Durant le mercredi un jeune de 16 ans a été arrêté, accusé d’avoir tiré sur le bâtard, ce devant quoi il a nié sa responsabilité, plaidant qu’on l’accuse parce qu’on ne sait pas qui a réellement tiré, vu le nombre d’armes qui circulent dans le secteur. Le jeune restera détenu jusqu’au jeudi 13, date de sa première audition.

source et photosplus de photos de Concepción
le 9 septembre à Santiago

Mise à jour par les compagnons de Liberación Total – 2 octobre 2012 :

Le jeune de 16 ans se trouve enfermé au Centre Fermé de San Joaquín (prison pour mineurs) du Service National de Mineurs. En attente d’un jugement après 80 jours d’investigation. Ce jeune dont les initiales sont B.H. et surnommé “Rata” avait des antécédents pour vol et port d’arme.

Au moment de sa détention il dit qu’il y a beaucoup de flingues dans le secteur et que n’importe quelle balle aurait pu tuer le flic, que c’est un voleur et qu’il déteste les trafiquants. Il fait ce dernier commentaire car la presse avait fait courir le bruit que des hommes de main des trafiquants avaient tué le flic.

Pour se contextualiser par rapport à la date et à l’endroit :

De nombreux secteurs et quartiers périphériques de la ville de Santiago vivent dans une grande pauvreté et le trafic de drogue prospère.
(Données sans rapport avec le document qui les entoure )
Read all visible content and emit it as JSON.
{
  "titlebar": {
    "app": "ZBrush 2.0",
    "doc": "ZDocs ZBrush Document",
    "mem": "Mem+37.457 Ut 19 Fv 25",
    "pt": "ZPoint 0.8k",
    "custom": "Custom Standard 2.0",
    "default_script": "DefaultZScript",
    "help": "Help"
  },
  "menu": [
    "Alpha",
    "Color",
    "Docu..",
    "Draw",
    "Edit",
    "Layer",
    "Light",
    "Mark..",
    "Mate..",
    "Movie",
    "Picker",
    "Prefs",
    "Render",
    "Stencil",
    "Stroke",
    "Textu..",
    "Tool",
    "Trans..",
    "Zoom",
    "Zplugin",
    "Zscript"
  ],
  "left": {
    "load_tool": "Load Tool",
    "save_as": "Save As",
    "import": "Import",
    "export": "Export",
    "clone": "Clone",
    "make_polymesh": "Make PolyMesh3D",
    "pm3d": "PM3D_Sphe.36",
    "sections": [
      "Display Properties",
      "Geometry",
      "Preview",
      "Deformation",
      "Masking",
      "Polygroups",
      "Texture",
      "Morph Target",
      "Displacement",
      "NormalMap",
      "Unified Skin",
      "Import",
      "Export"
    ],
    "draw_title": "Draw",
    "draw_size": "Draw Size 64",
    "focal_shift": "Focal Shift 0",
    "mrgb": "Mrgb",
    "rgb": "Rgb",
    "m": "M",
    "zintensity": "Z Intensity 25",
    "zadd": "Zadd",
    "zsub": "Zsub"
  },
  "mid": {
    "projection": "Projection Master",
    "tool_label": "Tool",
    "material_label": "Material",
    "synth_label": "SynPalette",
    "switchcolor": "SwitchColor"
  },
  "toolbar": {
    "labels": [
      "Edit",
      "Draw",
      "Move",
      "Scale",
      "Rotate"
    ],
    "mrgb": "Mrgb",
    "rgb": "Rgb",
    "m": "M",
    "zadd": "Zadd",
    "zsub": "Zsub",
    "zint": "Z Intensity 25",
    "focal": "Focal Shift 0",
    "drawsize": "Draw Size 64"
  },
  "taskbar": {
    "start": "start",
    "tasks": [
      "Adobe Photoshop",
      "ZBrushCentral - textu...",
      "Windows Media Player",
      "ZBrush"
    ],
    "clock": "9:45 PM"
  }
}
Beaucoup de jeunes commencent depuis tout petit à voler et à faire leur vie dans la rue, en faisant des vas-et-vient dans les centres pour mineurs.

Chaque « 11 » (septembre) tout type de personnes sortent dans les rues (sauf les bourgeois), comme les trafiquants de drogue pour essayer leurs armes, des jeunes délinquants qui détestent les flics et veulent s’entrainer un peu en leur tirant dessus, etc.

Ça dépend aussi des quartiers, certains sont très politisés comme d’autres qui ne le sont pas, où l’on met le feu à des barricades ( pour pouvoir brûler ses poubelles et d’autres trucs qui gênent dans la rue) et où il n’y a même pas d’affrontements avec les flics.

Il y a peu de chance que le jeune ait quelque chose à voir avec la mort du policier. Ils le lient à l’affaire parce qu’il apparaît sur une vidéo avec le casque et le bouclier, objets qui étaient restés sur place lorsque le policier a été emmené à l’hôpital par ses collègues.